Very similar setup to some of my old renders, but with a few new bits.
Nice.
Bigger cropped bit.
The chiseled and flaky look of the rock looks good. I like the weathering stains as well. A nice added touch.
Very Nice! Can't help but love the light as well!
the light is great. And there is a lot of interesting things in those displacements too!
I love it, Ryan. Great flakiness and beautiful light.
Superb!
Great - just great!
That's looking great.
Indeed, the "flaky" look is excellent. The colors are a bit unusual and highly saturated for my taste, almost like an overall color filter. But I know you like to stylize your work sometimes Ryan. ;)
- Oshyan
killer cliff, no faults from me! :)
The detail here is pretty awesome. Fun the follow the vertical differential erosion down the cliff face,.
Whats interesting to me is how the verticals are all actually vertical. They do not converge and cross anywhere. The shapes are clearly rectangular. But they are very narrow/thin. If they all could be wider to varying degrees in the horizontal, than would this not be a fully successful rectangular noise image? And can the horizontal be widened?
WOW...nuff said.
Quote from: TheBadger on October 26, 2015, 10:38:01 PM
Whats interesting to me is how the verticals are all actually vertical. They do not converge and cross anywhere. The shapes are clearly rectangular. But they are very narrow/thin. If they all could be wider to varying degrees in the horizontal, than would this not be a fully successful rectangular noise image? And can the horizontal be widened?
The noise functions are flattened. Unflattened they would simply look like where they came from, so either ridged or billowy or perlin-like. Unfortunately.
I have had succes with clamping the noise to get "blocks" and it works *perfect* on a flat planet/plane object.
However, any moment it has to follow a non-flat surface it becomes the story mentioned and discussed over and over again in the square noise threads; TG's texture system is 'projecting the noise top-down' over the terrain.
In Cry-engine you can use "tangent space normal mapping" which means that you can create a vdisp map/function which always displaces irrespective of its underlying surface.
We would need something similar in TG or at least a more "true 3D" way of surface interpretation by displacement shaders.
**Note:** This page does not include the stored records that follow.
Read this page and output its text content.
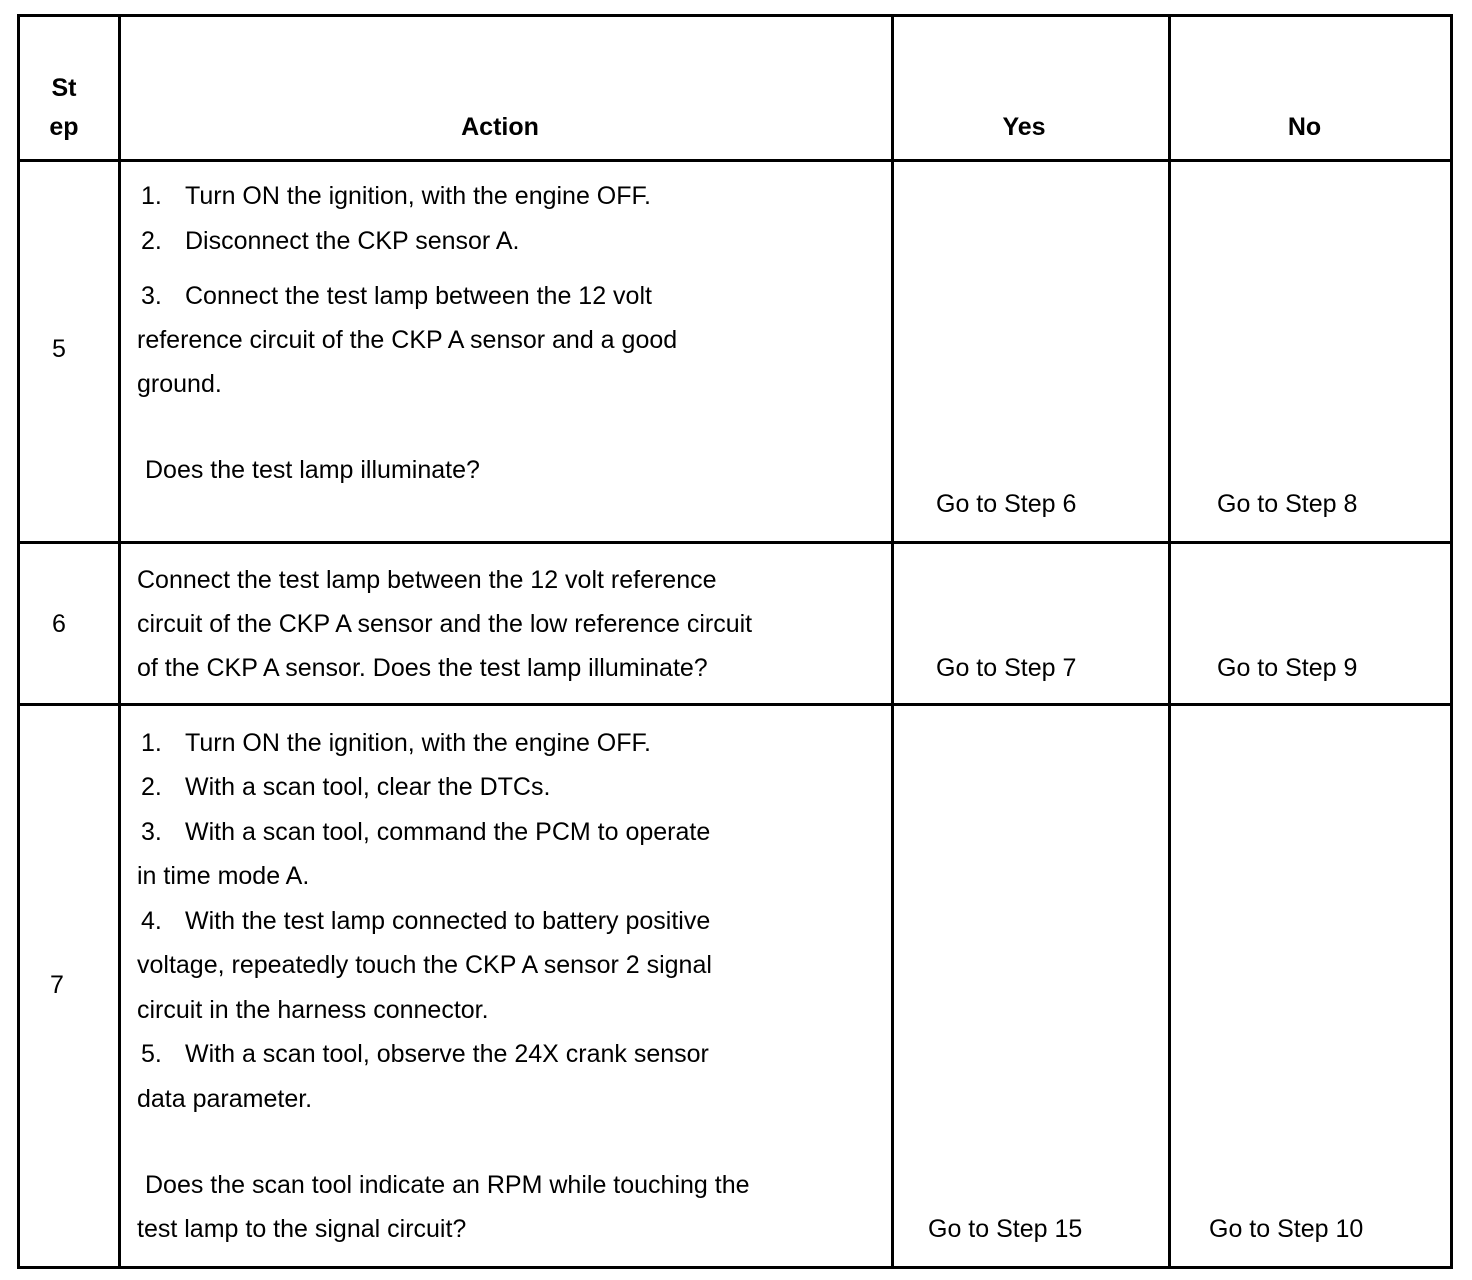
St
ep	Action	Yes	No
5
1. Turn ON the ignition, with the engine OFF.
2. Disconnect the CKP sensor A.
3. Connect the test lamp between the 12 volt
reference circuit of the CKP A sensor and a good
ground.
Does the test lamp illuminate?
Go to Step 6	Go to Step 8
6
Connect the test lamp between the 12 volt reference
circuit of the CKP A sensor and the low reference circuit
of the CKP A sensor. Does the test lamp illuminate?	Go to Step 7	Go to Step 9
7
1. Turn ON the ignition, with the engine OFF.
2. With a scan tool, clear the DTCs.
3. With a scan tool, command the PCM to operate
in time mode A.
4. With the test lamp connected to battery positive
voltage, repeatedly touch the CKP A sensor 2 signal
circuit in the harness connector.
5. With a scan tool, observe the 24X crank sensor
data parameter.
Does the scan tool indicate an RPM while touching the
test lamp to the signal circuit?	Go to Step 15	Go to Step 10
I see. I actually understood you too. Thanks for the clarity Martin.
Well, thats too bad though. I thought here and in ulco's thread, that there may be some testing of alpha stuff going on. But your post shows that people are just finding ways to force the current version to do more... Thats cool too, for sure, but I was really getting excited about a total solution to the original problem.
anyway, its still cool to watch the problem solving efforts, thats half the fun for me to come here. So thanks for that guys.